From this moment in the story follow the seven days of creation, as symbolised in the majestic Bible narrative, and in the even more majestic evolution of the earth and of life which geological knowledge is beginning to reveal to us. What really came to pass in the invisible world was the progressive creation of Urizen. He developed, age by age, like some monstrous animal in the throes of a painful gestation and a delivery wrapped in darkness and confusion. At first, there was nothing but a dark globe of invisible flame, the fire of life, sometimes spherical, because he is wrapped in self-concentration; at other times becoming heart-shaped, because the pulse of life beats in him, and at others again like great loins, ready to bring forth the universe.

[Urizen, Plate 5, (E 73)]
Like a black globe
Viewed by sons of Eternity; standing
On the shore of the infinite ocean,
Like a human heart struggling and beating,
The vast world of Urizen appeared.

Thus, in a dreamless night, this spirit, who is also a world, remained an unshapen mass of flesh or clay, until in time, with the help of Los, definite forms began to appear in him.
Library of Congress
Book of Urizen
Copy G
Plate 10
 
[Urizen, Plate 10, (E 75)]
Restless turn'd the immortal inchain'd,
Heaving dolorous, anguish'd, unbearable,
Till a roof shaggy wild inclos'd
In an orb his fountain of thought.
In a horrible dreamful slumber,
Like the linked infernal chain,
A vast Spine writh'd in torment
Upon the winds; shooting pain'd
Ribs, like a bending cavern,
And bones of solidness, froze,
Over all his nerves of joy.
And a first Age passed over,
And a state of dismal woe.



And straightway Blake draws, on the opposite page, a globe of light in the midst of darkness, and in this globe a monstrous skeleton, bent and crouching like the embryo in its envelope; its elbows touching its knees, one bony hand clasping its eyeless skull, in an attitude of misery, terror and immense despair. Thus age succeeds age, and in horror and suffering, the flesh and muscles, the eyes, nose and tongue, all take shape. At last, Urizen stands upright, flings his arms out to north and south, and with his feet stamps the nether abyss, trembling, howling, in despair. He feels that he has lost eternity, and consequently is miserable and furious. But all in vain. From henceforth Urizen will live by his own vitality; and the world which he has created, the universe which he constitutes, will continue to develop itself.

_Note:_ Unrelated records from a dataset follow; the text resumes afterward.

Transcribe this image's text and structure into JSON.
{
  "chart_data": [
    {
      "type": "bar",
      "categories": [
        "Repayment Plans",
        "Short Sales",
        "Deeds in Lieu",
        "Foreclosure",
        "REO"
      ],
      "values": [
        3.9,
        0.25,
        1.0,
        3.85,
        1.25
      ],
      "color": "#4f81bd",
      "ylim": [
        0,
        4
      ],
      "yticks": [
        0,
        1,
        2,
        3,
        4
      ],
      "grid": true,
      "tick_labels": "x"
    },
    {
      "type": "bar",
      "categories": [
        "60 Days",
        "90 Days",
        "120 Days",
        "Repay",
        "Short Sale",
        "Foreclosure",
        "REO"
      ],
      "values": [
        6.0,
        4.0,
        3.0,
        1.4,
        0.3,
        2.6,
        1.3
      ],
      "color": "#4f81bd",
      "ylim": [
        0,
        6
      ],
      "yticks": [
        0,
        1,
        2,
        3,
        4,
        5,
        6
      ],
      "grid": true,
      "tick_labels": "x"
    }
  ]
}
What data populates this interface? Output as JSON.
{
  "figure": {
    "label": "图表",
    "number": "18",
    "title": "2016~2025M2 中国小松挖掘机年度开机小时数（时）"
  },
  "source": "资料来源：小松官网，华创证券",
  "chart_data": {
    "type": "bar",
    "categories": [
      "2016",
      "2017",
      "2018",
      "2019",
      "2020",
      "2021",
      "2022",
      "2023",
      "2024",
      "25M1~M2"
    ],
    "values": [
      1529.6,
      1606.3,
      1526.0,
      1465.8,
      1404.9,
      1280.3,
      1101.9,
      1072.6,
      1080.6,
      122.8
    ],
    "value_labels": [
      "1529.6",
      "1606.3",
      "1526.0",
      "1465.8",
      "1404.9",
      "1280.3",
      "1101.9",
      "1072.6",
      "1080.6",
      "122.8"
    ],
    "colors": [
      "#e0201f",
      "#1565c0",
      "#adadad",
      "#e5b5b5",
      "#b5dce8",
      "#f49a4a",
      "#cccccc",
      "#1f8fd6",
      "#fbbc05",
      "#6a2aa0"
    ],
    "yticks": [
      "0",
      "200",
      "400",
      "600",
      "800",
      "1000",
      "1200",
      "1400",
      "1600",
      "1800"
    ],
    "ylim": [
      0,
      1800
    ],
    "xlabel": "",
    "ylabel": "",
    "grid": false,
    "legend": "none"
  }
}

But other lives also are created at the same time, and always in consequence of the first creation. The separation of Urizen has divided Eternity. From henceforth, the Eternals are in one place, and Urizen's universe in another. The Infinite has become finite. Space comes into existence at the same moment with Time.

[Urizen, Plate5, (E 73)]
Sund'ring, dark'ning, thund'ring,
Rent away with a terrible crash,
Eternity rolld wide apart,
Mountainous all round,
Departing, departing, departing,
Leaving ruinous fragments of life,
Hanging, frowning cliffs, and all between
An ocean of voidness unfathomable.

And whilst Los, the mighty smith, forged his rivets of iron and brass, creating Time and its divisions, he by that act enclosed Urizen, not in Time only, but also in Space, separating him from the Infinite. Urizen's senses also, his nose, ears, eyes and tongue, as they came into being, felt that they were limited, and could no longer perceive Eternity and the Infinite. With these same senses began the feeling of visible space with its dimensions and its limitations. Thus Los was the personification of both Time and Space, the two new and inevitable consequences of the creation of the new universe.

Now it is the fate of those who separate themselves from others to feel fresh divisions within their own beings. Los, in separating Urizen from Eternity, became himself conscious of an individual existence. He was an "Ego," as Urizen was. He could no longer be one with Eternity, nor return to his former state. He, who was at once Time and Space, was for ever separated from the Eternal-Infinite, confined within the same limits as those in which he had bound Urizen. Further, the two elements of which he was composed must themselves soon divide, Space becoming an entity distinct from Time. As Urizen broke away from Eternity, so would Enitharmon break away from Los."